Старик-симулякр захвачен жесткой, мертвой идентифицированностью со своим телом. Его трагедия в том, что высшим несчастьем представляется ему его индивидуальная смерть. Настоящий старик не боится смерти своего тела, поскольку дух его уже вышел за его пределы, — поскольку он уже свободен в своей идентификации. Старость в этом смысле уже здесь и [6] теперь есть «жизнь после жизни», или — подлинно духовная жизнь. Высокий страх настоящего старика лишь в том, что он не может достаточно гибко и радикально растождествиться со своим телом.
Из всего сказанного ясно, что именно старик это и есть человек как таковой, в себе и для себя человек. Юность и даже зрелость — это всего лишь подготовка к старости.
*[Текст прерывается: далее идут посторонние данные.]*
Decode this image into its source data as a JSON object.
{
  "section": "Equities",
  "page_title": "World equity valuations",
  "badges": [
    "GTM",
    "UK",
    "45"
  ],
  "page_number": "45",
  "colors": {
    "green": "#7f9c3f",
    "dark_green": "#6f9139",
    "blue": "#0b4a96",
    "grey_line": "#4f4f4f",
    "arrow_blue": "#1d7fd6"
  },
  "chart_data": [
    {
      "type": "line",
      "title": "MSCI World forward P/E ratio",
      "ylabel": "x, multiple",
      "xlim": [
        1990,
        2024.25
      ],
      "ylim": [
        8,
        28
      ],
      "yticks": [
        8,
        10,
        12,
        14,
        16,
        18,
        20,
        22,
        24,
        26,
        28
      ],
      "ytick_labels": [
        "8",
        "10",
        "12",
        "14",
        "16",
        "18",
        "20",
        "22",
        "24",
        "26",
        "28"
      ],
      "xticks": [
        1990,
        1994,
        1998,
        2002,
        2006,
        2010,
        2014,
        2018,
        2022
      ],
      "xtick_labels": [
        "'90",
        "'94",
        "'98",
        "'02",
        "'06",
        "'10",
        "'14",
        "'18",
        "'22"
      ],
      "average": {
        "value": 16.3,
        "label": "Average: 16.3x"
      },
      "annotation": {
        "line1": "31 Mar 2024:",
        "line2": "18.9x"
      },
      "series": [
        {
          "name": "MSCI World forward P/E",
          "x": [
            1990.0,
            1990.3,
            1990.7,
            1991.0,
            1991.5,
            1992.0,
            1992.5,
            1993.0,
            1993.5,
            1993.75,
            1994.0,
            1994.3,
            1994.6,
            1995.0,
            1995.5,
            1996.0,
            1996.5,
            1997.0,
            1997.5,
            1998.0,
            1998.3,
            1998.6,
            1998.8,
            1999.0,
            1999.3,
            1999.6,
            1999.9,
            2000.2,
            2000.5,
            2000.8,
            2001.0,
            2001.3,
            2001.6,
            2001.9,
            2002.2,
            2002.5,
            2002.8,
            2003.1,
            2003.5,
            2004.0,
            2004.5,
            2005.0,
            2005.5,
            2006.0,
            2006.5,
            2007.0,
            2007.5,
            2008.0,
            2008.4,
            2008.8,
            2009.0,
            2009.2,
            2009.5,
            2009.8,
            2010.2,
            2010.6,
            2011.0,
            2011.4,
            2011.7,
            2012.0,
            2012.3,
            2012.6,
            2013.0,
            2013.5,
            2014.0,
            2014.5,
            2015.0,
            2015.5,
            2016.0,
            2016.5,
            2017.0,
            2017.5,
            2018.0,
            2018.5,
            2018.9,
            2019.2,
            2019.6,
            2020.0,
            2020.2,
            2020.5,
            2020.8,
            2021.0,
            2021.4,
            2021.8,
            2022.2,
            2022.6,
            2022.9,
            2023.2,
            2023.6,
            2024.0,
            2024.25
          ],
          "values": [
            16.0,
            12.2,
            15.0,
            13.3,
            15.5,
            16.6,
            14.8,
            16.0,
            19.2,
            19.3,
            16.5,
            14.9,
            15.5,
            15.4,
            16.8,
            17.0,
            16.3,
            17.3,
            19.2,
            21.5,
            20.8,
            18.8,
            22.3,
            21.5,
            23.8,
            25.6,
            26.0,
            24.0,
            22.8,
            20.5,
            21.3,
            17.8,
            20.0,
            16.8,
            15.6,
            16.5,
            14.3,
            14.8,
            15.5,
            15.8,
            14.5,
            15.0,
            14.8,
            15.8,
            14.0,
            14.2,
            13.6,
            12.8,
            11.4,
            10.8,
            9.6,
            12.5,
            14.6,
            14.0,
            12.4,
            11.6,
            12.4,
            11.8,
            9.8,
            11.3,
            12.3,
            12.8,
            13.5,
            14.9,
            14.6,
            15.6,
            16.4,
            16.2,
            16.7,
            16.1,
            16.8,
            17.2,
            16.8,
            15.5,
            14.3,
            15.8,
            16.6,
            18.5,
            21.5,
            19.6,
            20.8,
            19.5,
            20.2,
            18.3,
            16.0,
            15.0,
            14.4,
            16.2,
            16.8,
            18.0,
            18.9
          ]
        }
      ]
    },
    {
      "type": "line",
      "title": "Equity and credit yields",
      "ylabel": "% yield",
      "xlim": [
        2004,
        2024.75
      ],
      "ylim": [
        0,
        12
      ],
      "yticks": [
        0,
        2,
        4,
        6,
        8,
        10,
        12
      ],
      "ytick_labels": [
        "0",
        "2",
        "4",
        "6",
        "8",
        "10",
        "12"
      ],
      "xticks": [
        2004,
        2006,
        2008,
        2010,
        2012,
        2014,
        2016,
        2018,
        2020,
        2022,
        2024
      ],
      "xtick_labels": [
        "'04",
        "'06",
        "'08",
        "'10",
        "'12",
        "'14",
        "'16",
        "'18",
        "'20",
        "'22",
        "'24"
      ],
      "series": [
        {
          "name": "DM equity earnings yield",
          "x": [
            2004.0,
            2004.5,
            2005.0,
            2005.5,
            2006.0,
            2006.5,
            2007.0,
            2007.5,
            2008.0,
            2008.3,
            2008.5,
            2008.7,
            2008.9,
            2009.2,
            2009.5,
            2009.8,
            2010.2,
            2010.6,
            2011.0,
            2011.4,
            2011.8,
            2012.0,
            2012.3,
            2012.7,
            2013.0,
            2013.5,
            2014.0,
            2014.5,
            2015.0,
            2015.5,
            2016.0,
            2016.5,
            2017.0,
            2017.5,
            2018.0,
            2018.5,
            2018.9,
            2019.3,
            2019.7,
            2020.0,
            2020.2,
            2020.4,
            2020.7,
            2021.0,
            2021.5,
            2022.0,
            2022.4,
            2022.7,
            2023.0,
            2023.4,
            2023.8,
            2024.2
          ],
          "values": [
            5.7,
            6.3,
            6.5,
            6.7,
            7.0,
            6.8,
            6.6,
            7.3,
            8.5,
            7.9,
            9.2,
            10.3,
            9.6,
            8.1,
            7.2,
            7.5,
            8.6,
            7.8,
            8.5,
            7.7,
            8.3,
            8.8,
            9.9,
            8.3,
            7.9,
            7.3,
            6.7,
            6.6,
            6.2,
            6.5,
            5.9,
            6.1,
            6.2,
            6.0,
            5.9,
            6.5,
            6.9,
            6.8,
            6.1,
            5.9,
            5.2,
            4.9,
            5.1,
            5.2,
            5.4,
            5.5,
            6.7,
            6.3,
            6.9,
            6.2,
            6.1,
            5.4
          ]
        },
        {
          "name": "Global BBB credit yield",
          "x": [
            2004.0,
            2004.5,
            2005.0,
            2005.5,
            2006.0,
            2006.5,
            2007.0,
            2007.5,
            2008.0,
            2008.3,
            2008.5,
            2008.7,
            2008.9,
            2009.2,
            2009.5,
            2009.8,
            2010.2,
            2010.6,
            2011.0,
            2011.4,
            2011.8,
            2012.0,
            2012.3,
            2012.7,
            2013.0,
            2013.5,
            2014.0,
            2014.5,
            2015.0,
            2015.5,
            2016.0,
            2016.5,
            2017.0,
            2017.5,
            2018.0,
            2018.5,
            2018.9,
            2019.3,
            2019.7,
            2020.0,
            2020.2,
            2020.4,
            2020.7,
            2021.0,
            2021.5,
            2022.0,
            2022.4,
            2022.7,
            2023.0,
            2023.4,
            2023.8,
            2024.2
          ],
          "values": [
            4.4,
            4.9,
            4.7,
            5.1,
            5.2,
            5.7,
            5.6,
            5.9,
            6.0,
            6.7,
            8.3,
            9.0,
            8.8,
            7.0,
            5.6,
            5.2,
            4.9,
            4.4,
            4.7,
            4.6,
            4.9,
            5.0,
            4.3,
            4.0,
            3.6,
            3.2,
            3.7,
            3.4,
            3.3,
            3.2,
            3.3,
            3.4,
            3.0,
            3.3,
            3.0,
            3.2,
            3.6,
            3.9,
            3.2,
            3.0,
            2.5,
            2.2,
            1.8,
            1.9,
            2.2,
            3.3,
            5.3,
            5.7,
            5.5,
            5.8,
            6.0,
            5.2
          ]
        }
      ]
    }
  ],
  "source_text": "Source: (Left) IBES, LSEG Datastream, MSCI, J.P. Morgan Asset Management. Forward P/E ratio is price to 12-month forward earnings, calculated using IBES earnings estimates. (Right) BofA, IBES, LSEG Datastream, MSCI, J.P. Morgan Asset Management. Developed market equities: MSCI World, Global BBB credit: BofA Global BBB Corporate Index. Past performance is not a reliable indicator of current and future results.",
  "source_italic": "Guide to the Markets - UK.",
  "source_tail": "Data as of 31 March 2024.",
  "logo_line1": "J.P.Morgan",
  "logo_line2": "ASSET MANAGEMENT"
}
Старость в явлении это нисходящее движение человеческой жизни, но по сути своей есть восходящее движение к мистическому отождествлению с мировым целым, с Абсолютом, с Богом.
- [1] См.: Пигров К.С. 1) Философия и старость: к конституированию геронтософии // Философия ХХ века: школы и концепции. Материалы научной конференции 23-25 ноября 2000 г. СПб, 2000, с.288-290; 2) Старик в диалоге: опыт социально-этического исследования // Диалог: проблемы междисциплинарных исследований. Межвузовский сборник под ред. Г.М. Бирюковой. Издательство Санкт-Петербургского университета.2000, с.22-25; 3) Старость — лучшее время человеческой жизни // Мост, 2001, №42, с.51-52.
- [2] См., напр.: Андрусенко В.А. Социальный страх. Дисс… д. филос. н. в форме научного доклада. Свердловск, 1991.
- [3] Kierkegaard S. Der Begriff Angst // Werke, Bd.1, 1964, s.40.
- [4] Вот в чем смысл русского космизма.
- [5] Подробнее о диалектике новизны и значимости см.: Пигров К.С. Научно-техническое творчество. Социально-философский анализ. Л., 1979.
- [6] Гуссерль Э. Феноменология внутреннего сознания времени // Эдмунд Гуссерль. Собр. соч. т.1. М., 1994, с.36,39 и далее.